Another key moment in the trial came when jurors heard from a second Alaska Native woman who said Perzechino sexually assaulted her too, in a nearly identical manner along the Sterling Highway, in 2016. In both cases, the victim was a young Alaska Native woman from rural Alaska and unfamiliar with the road system, the prosecutor said.
That woman said she had agreed to travel from Anchorage to Sterling to spend a few days helping Perzechino and his girlfriend around the house. She said the assault occurred when Perzechino was giving her a ride in his vehicle. The woman is not being named here because she is a potential victim of sexual assault. She reported the encounter to police but Perzechino was not charged with a crime at the time.
A jury of seven men and five women decided the case Wednesday.
[Earlier coverage: She leapt from a van on the Kenai Peninsula to escape her rapist. Then she waited 18 years for an arrest.]

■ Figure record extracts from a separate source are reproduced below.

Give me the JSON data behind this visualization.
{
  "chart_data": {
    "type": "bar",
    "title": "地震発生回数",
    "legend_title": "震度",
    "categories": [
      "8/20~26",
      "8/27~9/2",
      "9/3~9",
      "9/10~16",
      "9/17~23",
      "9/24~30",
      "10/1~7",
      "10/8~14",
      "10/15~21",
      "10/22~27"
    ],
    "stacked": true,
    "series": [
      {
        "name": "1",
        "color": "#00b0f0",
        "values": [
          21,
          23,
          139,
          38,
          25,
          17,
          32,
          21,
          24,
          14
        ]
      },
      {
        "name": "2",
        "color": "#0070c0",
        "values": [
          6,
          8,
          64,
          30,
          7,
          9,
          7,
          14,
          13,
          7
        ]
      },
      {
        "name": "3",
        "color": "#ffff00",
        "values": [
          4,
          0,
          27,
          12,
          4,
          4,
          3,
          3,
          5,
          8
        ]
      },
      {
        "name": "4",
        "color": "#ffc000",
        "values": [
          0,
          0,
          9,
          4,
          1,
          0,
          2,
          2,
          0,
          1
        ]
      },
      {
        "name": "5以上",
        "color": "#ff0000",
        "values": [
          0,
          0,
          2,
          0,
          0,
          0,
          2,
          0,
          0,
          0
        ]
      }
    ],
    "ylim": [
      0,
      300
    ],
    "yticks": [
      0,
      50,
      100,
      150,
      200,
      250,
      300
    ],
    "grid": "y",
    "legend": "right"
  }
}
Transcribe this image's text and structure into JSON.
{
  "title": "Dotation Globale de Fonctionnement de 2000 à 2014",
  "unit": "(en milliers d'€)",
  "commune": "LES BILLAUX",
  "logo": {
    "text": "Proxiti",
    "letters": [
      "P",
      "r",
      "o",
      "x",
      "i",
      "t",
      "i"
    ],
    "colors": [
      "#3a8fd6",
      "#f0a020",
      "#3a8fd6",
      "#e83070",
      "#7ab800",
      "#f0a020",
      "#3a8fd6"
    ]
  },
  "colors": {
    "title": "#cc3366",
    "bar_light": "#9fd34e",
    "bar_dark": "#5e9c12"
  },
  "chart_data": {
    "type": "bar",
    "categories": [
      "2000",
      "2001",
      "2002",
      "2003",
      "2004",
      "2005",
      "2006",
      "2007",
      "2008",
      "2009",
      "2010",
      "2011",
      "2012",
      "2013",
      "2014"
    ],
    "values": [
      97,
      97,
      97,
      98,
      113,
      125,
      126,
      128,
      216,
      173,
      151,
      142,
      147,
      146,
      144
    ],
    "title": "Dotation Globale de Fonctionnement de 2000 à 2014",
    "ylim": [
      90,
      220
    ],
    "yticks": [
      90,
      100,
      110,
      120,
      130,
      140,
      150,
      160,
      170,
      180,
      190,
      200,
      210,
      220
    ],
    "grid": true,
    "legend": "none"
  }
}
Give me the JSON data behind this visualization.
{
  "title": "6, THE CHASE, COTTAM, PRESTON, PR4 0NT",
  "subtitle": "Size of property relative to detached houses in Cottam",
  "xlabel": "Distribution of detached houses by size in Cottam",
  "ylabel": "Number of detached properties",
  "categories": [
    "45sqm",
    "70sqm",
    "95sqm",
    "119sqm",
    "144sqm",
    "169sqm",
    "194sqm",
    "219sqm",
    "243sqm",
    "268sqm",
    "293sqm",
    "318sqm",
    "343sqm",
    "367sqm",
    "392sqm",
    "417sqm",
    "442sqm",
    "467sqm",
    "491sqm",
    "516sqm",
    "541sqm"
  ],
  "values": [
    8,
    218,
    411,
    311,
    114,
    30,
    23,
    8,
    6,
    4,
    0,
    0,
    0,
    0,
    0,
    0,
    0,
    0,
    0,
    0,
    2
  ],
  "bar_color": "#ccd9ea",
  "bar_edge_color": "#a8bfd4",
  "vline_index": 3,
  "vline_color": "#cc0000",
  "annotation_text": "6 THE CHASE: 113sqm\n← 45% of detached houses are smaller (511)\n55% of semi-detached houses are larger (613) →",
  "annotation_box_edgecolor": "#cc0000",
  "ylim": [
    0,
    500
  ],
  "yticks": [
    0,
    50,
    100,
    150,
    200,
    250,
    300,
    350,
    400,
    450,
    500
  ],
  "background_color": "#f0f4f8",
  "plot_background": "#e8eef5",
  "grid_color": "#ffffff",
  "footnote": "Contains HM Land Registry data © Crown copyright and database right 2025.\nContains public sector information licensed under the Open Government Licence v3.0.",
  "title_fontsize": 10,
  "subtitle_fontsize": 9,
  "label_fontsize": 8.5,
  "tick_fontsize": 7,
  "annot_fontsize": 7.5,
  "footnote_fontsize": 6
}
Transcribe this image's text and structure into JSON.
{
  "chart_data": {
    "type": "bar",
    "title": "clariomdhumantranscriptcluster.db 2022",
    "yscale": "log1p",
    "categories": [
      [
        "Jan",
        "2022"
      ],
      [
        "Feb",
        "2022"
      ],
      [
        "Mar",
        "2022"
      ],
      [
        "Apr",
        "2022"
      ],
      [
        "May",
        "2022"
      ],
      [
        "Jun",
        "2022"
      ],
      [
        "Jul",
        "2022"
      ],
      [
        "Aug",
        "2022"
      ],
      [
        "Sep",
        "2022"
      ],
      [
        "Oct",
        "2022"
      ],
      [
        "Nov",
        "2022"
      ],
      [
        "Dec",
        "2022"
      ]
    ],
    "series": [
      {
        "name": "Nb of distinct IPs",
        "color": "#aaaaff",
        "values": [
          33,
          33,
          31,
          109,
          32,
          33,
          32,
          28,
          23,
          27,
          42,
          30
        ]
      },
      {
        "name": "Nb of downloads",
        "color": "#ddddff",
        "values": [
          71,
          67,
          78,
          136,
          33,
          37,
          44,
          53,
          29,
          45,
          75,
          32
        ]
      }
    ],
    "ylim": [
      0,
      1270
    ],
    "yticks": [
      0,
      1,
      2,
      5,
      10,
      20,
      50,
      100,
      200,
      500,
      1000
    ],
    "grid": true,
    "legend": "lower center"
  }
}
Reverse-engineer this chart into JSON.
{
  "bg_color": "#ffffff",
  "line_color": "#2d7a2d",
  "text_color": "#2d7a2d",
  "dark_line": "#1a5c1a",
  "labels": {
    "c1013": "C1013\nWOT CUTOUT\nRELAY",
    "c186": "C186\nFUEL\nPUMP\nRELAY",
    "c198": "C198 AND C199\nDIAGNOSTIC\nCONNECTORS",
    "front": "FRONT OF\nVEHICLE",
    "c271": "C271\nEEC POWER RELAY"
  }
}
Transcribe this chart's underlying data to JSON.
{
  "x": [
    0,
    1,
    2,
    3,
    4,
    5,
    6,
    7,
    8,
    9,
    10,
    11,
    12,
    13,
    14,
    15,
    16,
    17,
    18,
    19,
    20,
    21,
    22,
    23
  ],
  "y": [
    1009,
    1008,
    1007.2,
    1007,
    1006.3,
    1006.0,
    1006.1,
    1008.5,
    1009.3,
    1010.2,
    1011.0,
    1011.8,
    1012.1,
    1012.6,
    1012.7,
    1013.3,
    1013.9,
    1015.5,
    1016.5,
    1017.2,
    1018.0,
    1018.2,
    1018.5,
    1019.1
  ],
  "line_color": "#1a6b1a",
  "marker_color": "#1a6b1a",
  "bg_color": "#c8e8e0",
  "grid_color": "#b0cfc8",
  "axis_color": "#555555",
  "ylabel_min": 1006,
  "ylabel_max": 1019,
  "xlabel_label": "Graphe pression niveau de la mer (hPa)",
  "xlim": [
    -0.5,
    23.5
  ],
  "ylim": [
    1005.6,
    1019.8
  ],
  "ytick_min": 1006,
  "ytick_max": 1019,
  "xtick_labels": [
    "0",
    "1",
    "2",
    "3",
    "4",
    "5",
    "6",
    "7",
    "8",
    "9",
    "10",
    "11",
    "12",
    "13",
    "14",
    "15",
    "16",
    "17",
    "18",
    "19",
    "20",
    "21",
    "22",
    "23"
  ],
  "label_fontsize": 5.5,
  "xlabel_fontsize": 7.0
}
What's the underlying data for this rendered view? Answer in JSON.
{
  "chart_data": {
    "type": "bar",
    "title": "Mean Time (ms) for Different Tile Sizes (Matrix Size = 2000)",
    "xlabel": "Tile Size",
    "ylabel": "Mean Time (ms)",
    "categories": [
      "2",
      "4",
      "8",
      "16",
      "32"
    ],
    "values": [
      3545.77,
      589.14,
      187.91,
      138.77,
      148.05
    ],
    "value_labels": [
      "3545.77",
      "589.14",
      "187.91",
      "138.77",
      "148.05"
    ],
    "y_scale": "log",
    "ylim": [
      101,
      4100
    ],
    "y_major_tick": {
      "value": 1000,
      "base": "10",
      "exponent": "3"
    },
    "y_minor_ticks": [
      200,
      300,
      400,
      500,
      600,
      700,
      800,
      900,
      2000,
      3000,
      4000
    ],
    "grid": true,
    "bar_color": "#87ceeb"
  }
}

Perzechino, now 59, submitted a sample of his DNA to authorities as early as 2012, when he was taken into custody for attempting to solicit a prostitute in Anchorage and pleaded no contest to the charge, according to log notes of trial testimony.
Sattler testified for a day and a half, with the jury also hearing from Perzechino’s ex-wife, who said he came home the night of the 2001 sexual assault and said a woman had jumped out of his car but did not admit at the time to sexually assaulting her.
The couple never reported the incident to police and later divorced. The rape was never made public.
Perzechino ran the Iditarod three years later, in 2004, but did not finish the race and did not enter again. Pevehouse, the defense attorney, asked the jury to consider why someone who was guilty of rape would ever subject himself to the statewide and even global spotlight of the Iditarod.
Gruenstein argued that Perzechino displayed a pattern of preying on two Alaska Native women by offering them rides and then attacking them in his parked vehicle. The defense sought to discredit both women and brought in a forensic nurse who criticized the findings of the initial sexual assault exam of Sattler.
Sattler said it was hard to endure the defense’s arguments but that she is grateful for the outcome of the trial. “This has haunted me for almost 20 years,” she said. “Finally justice has caught up with him. I hope I can now put this behind me and move on with my life.”
Perzechino did not testify. As he sat listening to the verdict at about 4:30 p.m. Wednesday, he gave a series of sharp looks as the judge read the guilty verdict for each of two counts of sexual assault and a count of kidnapping.